WASP
- Brownsville, Pennsylvania; United States;
- Broadcast area: Pittsburgh, Pennsylvania
- Frequency: 1130 kHz
- Branding: The Pickle

Programming
- Format: Defunct (was Classic Hits (simulcast of WPKL) )

Ownership
- Owner: Keymarket Licenses, LLC

History
- First air date: August 2, 1968
- Last air date: June 28, 2012

Technical information
- Licensing authority: FCC
- Facility ID: 65708
- Class: D
- Power: 1,000 watts (Daytime) 1,000 watts (Critical Hours)
- Transmitter coordinates: 40°2′35.00″N 79°54′19.00″W﻿ / ﻿40.0430556°N 79.9052778°W

Links
- Public license information: Public file; LMS;

= WASP (AM) =

Radio station in Brownsville, Pennsylvania (1968–2012)

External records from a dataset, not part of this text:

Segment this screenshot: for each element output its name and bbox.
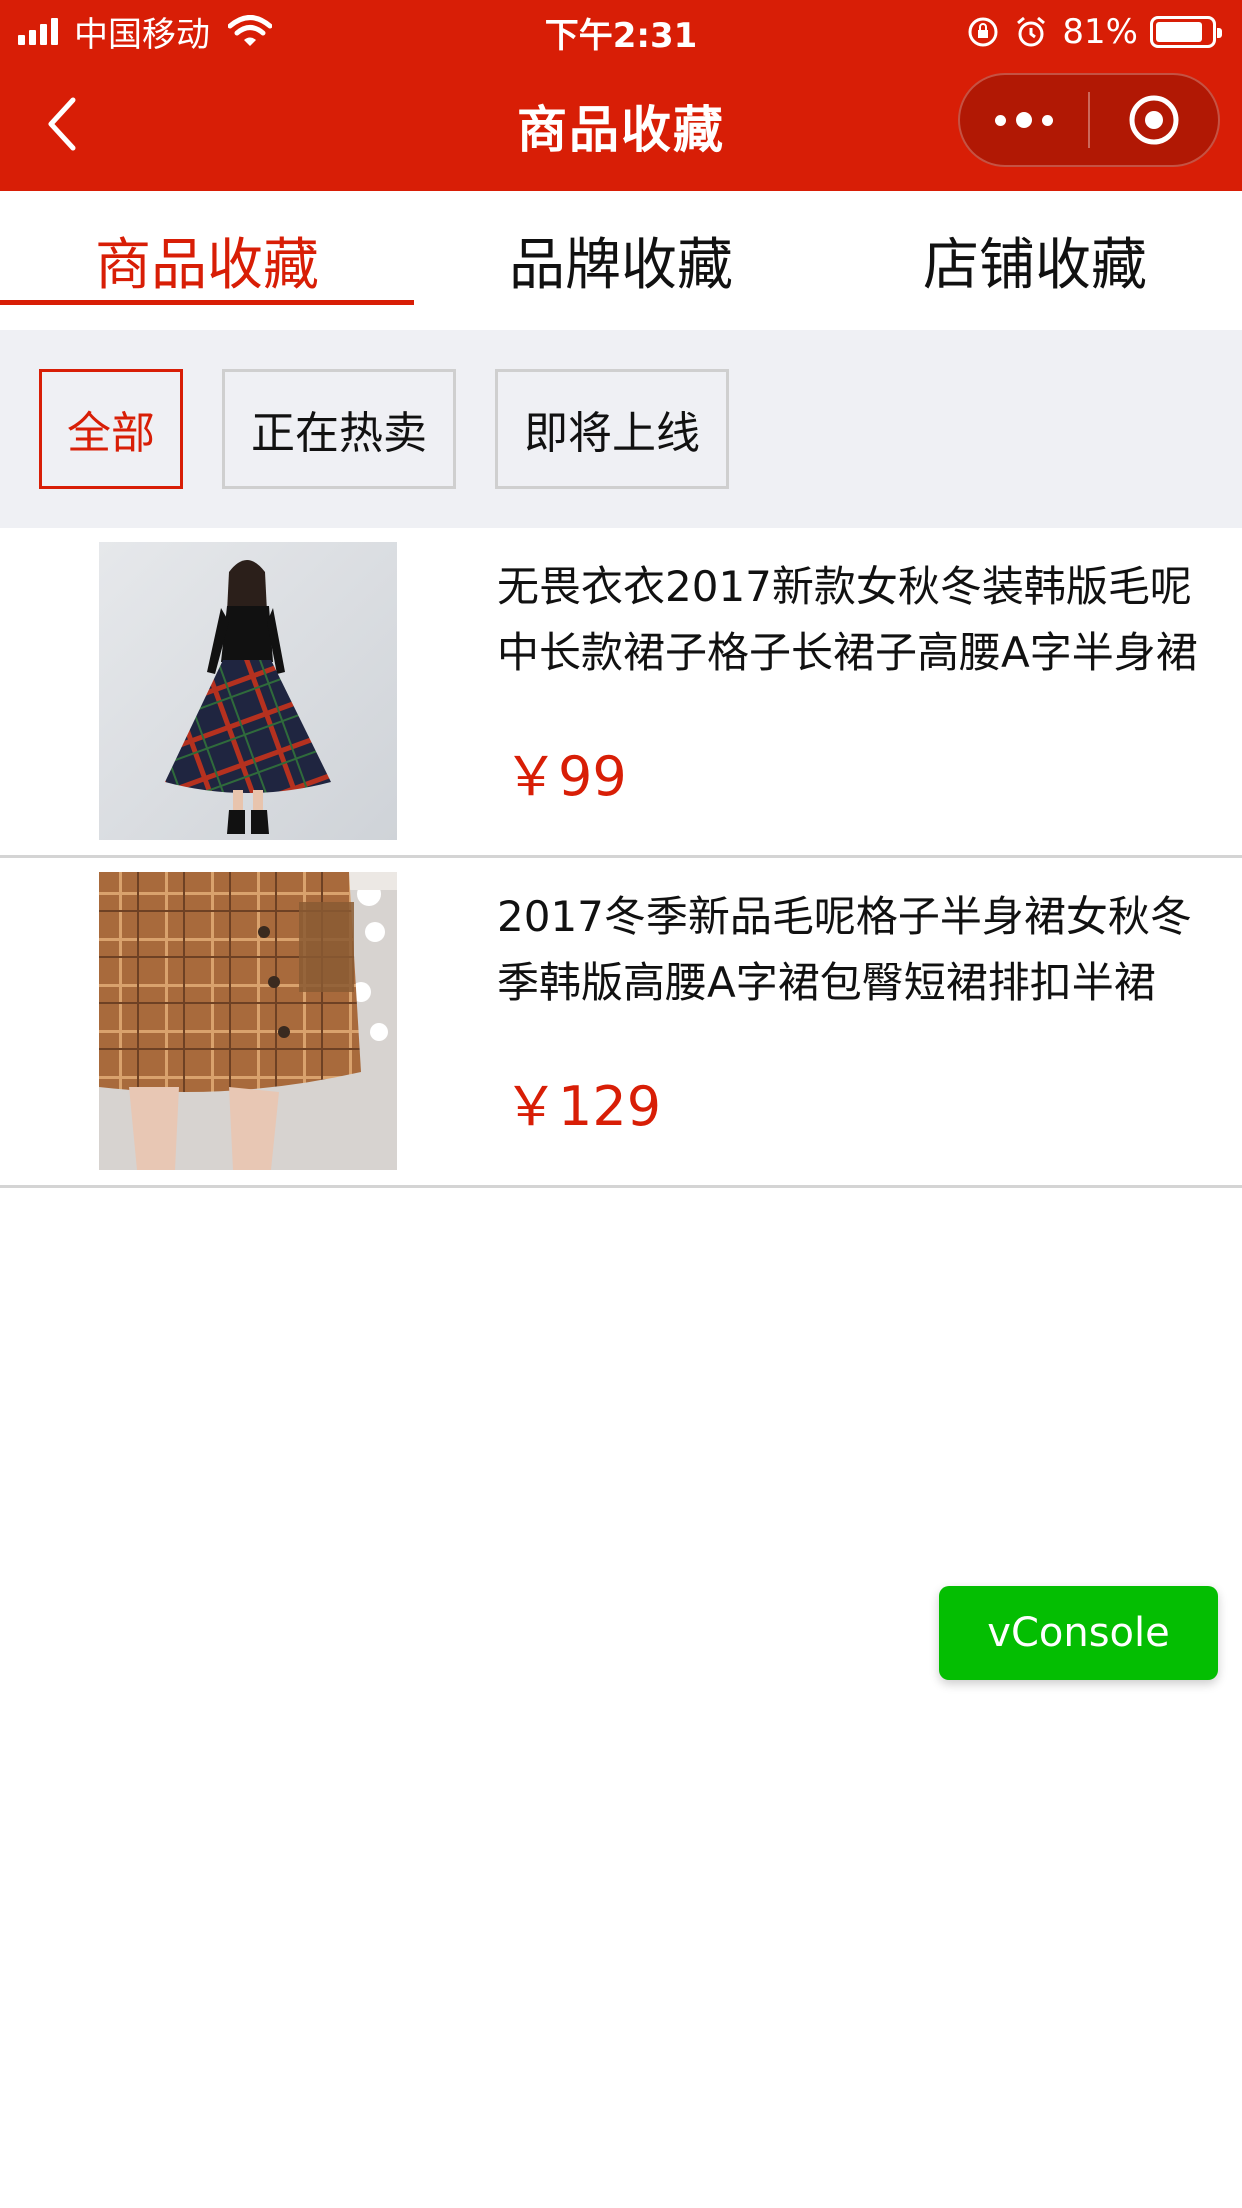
more-button[interactable]	[960, 75, 1088, 165]
product-price: ￥99	[504, 745, 627, 808]
rotation-lock-icon	[968, 17, 998, 47]
filter-label: 即将上线	[524, 408, 700, 459]
menu-capsule	[958, 73, 1220, 167]
filter-label: 正在热卖	[251, 408, 427, 459]
product-title[interactable]: 2017冬季新品毛呢格子半身裙女秋冬季韩版高腰A字裙包臀短裙排扣半裙	[497, 884, 1227, 1016]
battery-percent: 81%	[1062, 12, 1138, 52]
more-dots-icon	[990, 112, 1058, 128]
alarm-icon	[1017, 16, 1046, 47]
tab-label: 品牌收藏	[509, 233, 733, 298]
close-button[interactable]	[1090, 75, 1218, 165]
product-item[interactable]: 无畏衣衣2017新款女秋冬装韩版毛呢中长款裙子格子长裙子高腰A字半身裙 ￥99	[0, 528, 1242, 858]
filter-hot-selling-button[interactable]: 正在热卖	[222, 369, 456, 489]
filter-all-button[interactable]: 全部	[39, 369, 183, 489]
filter-bar: 全部 正在热卖 即将上线	[0, 330, 1242, 528]
product-title[interactable]: 无畏衣衣2017新款女秋冬装韩版毛呢中长款裙子格子长裙子高腰A字半身裙	[497, 554, 1227, 686]
filter-upcoming-button[interactable]: 即将上线	[495, 369, 729, 489]
vconsole-button[interactable]: vConsole	[939, 1586, 1218, 1680]
product-price: ￥129	[504, 1075, 662, 1138]
tab-label: 商品收藏	[95, 233, 319, 298]
product-item[interactable]: 2017冬季新品毛呢格子半身裙女秋冬季韩版高腰A字裙包臀短裙排扣半裙 ￥129	[0, 858, 1242, 1188]
battery-icon	[1150, 16, 1222, 48]
nav-bar: 商品收藏	[0, 62, 1242, 191]
tab-bar: 商品收藏 品牌收藏 店铺收藏	[0, 191, 1242, 330]
product-image[interactable]	[99, 872, 397, 1170]
tab-product-favorites[interactable]: 商品收藏	[0, 191, 414, 330]
active-tab-underline	[0, 300, 414, 305]
header: 中国移动 下午2:31 81% 商品收藏	[0, 0, 1242, 191]
tab-store-favorites[interactable]: 店铺收藏	[828, 191, 1242, 330]
status-bar: 中国移动 下午2:31 81%	[0, 0, 1242, 62]
tab-brand-favorites[interactable]: 品牌收藏	[414, 191, 828, 330]
tab-label: 店铺收藏	[923, 233, 1147, 298]
filter-label: 全部	[67, 408, 155, 459]
close-target-icon	[1129, 95, 1179, 145]
product-image[interactable]	[99, 542, 397, 840]
status-right: 81%	[966, 10, 1222, 54]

WASP (1130 AM) was a radio station formerly licensed to Brownsville, Pennsylvania, United States. It served the Pittsburgh area. The station was owned by Keymarket Licenses, LLC.

==History==
WASP was one of the first stations in a last round of FCC daytime-only licenses granted towards the end of the 1960s, at the time that FM was beginning to gain momentum. WASP was granted a license to broadcast on 1130 kHz, with a power of 1 kW non-directional while WKEG was granted a license to broadcast on 1110 kHz, 1 kW directional from nearby Washington, Pennsylvania at around this same time. When WASP increased its power in the early 1970s to 5 kW and because of the close proximity of WKEG, WASP had to adopt a directional antenna pattern during daytime hours and 1 kW non-direction pattern during "Critical Hours" (2 hrs morning and 2 hours evening) to protect their adjacent competitor.

WASP was founded by Carl Loughry in the late 1960s and formed Brownsville Radio, Inc. Mr. Laughry also owned WFRB in Frostburg, Maryland. WASP was managed for many years by Bob Logue (a.k.a. Bob Williams) who went on to host the Midnight to 5AM talk program on KDKA in Pittsburgh. James J. Humes, who formed The Humes Broadcasting Corporation, purchased WASP from Laughry in the 1980s. WASP operated for many years with a classic country format, and in the late 1980s, Humes Broadcasting successfully applied for an FM license. After being granted the construction permit, WASP began to add more talk to its programming lineup. Kim Smith, Bill Alexander and Joe Gearing were a few of the local talk show hosts heard on WASP.

==WASP-FM signs on==
Though the construction permit for WASP-FM in Oliver, Pennsylvania was first issued in 1988, it wouldn't go on the air until 1993. Nevertheless, WASP-FM did go on the air, and operated with a country music format similar to the one given up by its AM sister in favor of local and syndicated national talk.

WASP-FM, operating on 94.9, transmitted its signal from North Union Township. However, both stations shared studio space in the single-story brick building which also housed the transmitter of WASP (AM) along Route 88 (a.k.a. Blaine Road), just south of California, Pennsylvania.

==Sale to Keymarket Communications==
In 1999, James Humes wanted to retire from the radio business after more than a decade of ownership. He agreed to sell WASP-AM-FM to Keymarket Communications that year. Keymarket had acquired WASP-AM-FM in an effort to use WASP-FM as a vehicle for its "Froggy" brand of networked country music stations. With the transaction went WASP-FM morning announcer Jimmy Roach, who had enjoyed a highly successful run at both WDSY and WDVE in Pittsburgh. Roach was then the flagship morning DJ of Keymarket's entire Pittsburgh Froggy operation.

For its part, WASP went to a format of MOR music from ABC Radio's Timeless Classics satellite-delivered format, and discarded much of its local programming. By 2002, WASP abandoned the satellite delivered format and simulcast co-owned Keymarket oldies station WPKL, licensed to Uniontown.

==WASP prior to suspending operations==
The operations for WASP and its newly acquired Keymarket affiliate stations in the area moved from its longtime location on Route 88 to a new state-of-the-art facility at Foster Plaza in Greentree, just outside Pittsburgh's city limits.

In April 2007, Keymarket Communications successfully applied for a facility change to reduce its power from 5,000 watts directional to 1,000 watts non-directional. The change allowed WASP to only have to broadcast from one single tower, rather than two as had been the case in years past. Some facilities related to both the AM and FM stations reside in the same building that had been WASP's home for many years. The building has been expanded and now resides next to the athletic complex of California University of Pennsylvania.

On August 28, 2010, WASP went silent (off the air). As of Saturday, September 18, 2010, WASP resumed its ongoing simulcast of WPKL.

On June 28, 2012, WASP went silent again. Keymarket surrendered the station's license to the Federal Communications Commission (FCC) on July 6, 2012. The FCC cancelled the license and deleted the WASP call sign from its database on July 19, 2012.